B. Ronnell Nolan, president of New Orleans-based Health Agents for America, an agent group, said in an email interview that HealthCare.gov seems to have a hard time getting the NPNs to stick with the exchange users’ coverage applications.

“Everyone has had problems with being removed from the application,” Nolan said.

She said she asked agents at a meeting in Tampa, Florida, Wednesday about the NPN loss problem, and half of the agents in the room raised their hands.

One HAFA member, who used a Web broker entity to get around HealthCare.gov glitch problems, told Nolan that her NPN got dropped from about 150 accounts. That could keep her from collecting the renewal commissions she was promised.

Counihan said during the producer webinar that HealthCare.gov managers have tried to improve systems in ways that will help attach NPNs to applications more effectively.

Meanwhile, big, publicly traded Web broker entities appear to be having problems of their own with the commission collection process.
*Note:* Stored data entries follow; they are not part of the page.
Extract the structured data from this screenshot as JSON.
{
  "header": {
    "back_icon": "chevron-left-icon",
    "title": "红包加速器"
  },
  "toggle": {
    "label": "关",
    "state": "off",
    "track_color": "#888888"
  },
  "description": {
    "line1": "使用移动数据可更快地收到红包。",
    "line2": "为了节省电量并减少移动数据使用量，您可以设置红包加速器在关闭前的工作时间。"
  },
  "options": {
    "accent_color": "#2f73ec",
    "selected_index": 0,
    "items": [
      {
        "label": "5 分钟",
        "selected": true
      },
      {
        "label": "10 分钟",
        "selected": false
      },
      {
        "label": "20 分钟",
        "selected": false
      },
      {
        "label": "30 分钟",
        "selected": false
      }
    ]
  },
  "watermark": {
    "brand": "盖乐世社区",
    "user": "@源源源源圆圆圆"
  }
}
One, Mountain View, California-based eHealth, the parent of eHealthInsurance.com, says that it has de-emphasized marketing of individual major medical plans because of all of the problems in the ACA exchange system. Given all of the losses in the individual major medical market, “we may see an overall reduction in our inventory of individual and family plans, and some deterioration and broker commission in this coming open enrollment period compared to the last,” Scott Flanders, the company’s chief executive officer, said in July during a conference call with securities analysts.

Flanders said eHealth has tried to cope with the individual major medical market problems by selling more Medicare plans. Even in the Medicare market, issuers are so slow to pay their commission bills that eHealth has had to increase the reserves it uses to adjust for commission payment delays, Flanders said.